There are no official records, nor any kind of research on the cultural value of Paccha. Actually, this Parish holds a lot of history and many historical sites including ancient ruins and vocal folklore in the form of legends that hardly survived the pass of time. Paccha is also one of the few Parishes of the City of Cuenca that traditionally make the Panama Hats known locally as "Sombrero de Paja Toquilla"(straw hats) plus many other traditional goods.
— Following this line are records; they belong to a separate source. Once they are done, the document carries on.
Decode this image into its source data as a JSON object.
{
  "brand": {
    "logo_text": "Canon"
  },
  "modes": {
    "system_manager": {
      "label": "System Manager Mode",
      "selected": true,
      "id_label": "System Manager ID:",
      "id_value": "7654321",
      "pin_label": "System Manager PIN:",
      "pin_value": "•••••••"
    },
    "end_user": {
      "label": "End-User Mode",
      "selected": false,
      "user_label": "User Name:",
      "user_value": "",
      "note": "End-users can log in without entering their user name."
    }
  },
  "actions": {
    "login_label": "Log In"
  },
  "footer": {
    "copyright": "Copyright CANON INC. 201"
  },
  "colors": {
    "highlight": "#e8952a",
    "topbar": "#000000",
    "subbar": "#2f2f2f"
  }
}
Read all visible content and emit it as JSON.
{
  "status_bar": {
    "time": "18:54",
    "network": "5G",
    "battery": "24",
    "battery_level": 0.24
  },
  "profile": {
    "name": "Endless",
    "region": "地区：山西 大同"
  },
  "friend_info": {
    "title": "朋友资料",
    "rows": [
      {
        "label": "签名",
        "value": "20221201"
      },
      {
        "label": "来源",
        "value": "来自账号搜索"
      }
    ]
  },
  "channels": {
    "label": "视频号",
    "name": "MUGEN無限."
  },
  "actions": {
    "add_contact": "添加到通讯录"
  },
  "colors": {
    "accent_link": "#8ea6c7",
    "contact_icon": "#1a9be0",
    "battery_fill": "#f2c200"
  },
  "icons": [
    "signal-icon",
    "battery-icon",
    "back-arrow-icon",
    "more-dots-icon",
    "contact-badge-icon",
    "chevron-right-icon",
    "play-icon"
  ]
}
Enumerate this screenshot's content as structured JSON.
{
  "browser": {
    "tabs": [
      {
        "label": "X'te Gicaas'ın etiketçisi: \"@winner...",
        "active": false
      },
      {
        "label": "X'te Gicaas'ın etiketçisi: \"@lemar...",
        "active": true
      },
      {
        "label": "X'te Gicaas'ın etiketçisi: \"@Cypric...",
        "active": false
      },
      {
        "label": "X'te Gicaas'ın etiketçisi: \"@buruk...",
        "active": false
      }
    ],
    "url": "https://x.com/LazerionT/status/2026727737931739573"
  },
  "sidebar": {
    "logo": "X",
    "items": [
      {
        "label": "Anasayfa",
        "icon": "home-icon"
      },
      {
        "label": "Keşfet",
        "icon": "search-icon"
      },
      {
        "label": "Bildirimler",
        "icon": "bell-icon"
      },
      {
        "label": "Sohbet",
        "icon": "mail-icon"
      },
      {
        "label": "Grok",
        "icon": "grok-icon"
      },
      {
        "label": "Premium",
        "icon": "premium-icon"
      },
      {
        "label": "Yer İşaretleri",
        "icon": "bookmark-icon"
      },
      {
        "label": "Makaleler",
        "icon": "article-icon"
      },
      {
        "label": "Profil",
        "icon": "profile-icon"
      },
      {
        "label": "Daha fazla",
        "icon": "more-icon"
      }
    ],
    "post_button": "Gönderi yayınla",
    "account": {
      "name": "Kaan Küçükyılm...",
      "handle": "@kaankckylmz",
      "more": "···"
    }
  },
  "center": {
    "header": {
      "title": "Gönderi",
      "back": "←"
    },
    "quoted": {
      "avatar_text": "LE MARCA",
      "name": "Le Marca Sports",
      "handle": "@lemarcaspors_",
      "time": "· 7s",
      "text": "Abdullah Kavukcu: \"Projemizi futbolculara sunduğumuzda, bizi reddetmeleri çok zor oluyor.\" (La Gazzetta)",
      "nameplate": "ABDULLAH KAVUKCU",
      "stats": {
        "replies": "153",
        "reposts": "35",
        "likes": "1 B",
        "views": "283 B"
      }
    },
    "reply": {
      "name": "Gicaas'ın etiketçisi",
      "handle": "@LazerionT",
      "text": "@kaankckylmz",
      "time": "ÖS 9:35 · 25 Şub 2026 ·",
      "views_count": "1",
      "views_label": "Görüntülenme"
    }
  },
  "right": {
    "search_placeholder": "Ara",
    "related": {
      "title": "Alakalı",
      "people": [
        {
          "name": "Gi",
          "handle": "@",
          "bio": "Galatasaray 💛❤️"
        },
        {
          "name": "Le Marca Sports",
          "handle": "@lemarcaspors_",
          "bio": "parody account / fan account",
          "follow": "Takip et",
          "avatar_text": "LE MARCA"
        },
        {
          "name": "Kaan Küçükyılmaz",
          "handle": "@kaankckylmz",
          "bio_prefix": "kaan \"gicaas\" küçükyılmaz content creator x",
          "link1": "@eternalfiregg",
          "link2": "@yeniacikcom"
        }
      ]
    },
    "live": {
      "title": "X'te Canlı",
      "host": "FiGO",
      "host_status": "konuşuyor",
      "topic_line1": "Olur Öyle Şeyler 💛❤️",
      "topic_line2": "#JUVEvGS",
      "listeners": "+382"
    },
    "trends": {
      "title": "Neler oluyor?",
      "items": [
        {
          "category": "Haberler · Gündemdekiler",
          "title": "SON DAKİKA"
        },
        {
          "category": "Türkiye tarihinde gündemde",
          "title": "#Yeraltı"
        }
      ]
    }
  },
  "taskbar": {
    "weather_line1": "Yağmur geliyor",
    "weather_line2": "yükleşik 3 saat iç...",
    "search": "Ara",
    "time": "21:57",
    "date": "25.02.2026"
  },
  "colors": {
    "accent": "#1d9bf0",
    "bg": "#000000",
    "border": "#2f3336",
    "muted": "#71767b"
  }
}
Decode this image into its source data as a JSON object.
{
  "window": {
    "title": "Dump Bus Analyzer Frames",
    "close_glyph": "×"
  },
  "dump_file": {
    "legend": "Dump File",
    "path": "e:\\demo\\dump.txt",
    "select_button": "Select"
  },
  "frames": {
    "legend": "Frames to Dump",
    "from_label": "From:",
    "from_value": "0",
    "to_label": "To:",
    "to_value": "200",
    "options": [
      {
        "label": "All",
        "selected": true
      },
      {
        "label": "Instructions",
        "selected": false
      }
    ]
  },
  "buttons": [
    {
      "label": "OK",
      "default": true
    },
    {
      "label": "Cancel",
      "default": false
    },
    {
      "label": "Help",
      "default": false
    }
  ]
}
The actual historical development of this Parish is unfortunately lost to the past of time, the little known history exists only as tales of the past told by the older generations. Yet the existence of certain objects, edification, places and local vocal folklore tells the abundant history of this Parish. Among the most prominent are the following.

===Central Church===
Named "Sanctuary of our lady of Sorrow" the Parish of Paccha by tradition is catholic like most of the City of Cuenca and Ecuador. Because of this factor history, tradition, religion and development go hand by hand. One can say the history of Paccha has been molded by religious traditions. The central church is one fine example of that; while the building itself is not that old, around 50 years old. the Real value and beauty lies inside: is Altar is a Masterpiece of fine wood carving, made using traditional methods found only in traditional Colonial styled Church's. Originally the Altar was a different color of what is now back then showcasing a variety of different colors among then different shades of green, purple, red, and few others but "Natural Aged Wood" color being the most prominent. Around 1998 the head priest at the time "Father Pedro Soto" noticed the lack of care and deteriorated state of the Altar and urgently started the work to repair the beautiful Altar. In the end the color was changed to a Gold Inca color and a section was added to the top of the altar. The decision to change the color to Gold was to match with the Altar of the Central Cathedral of Cuenca. An interesting fact is that the Saint Patrons of Paccha are "Saint Francis of Assisi" and "Our lady of the Holy Rosary" yet Our lady of Sorrow is the most venerated Saint which includes a pilgrimage on the Holy Week starting with Palm Sunday and ending on Eastern Day.

===Village Chapel===
Since the Parish of Paccha is made out of 20 small villages, each village have their own chapel each one featuring different architecture. Also each Village has its own patron saint.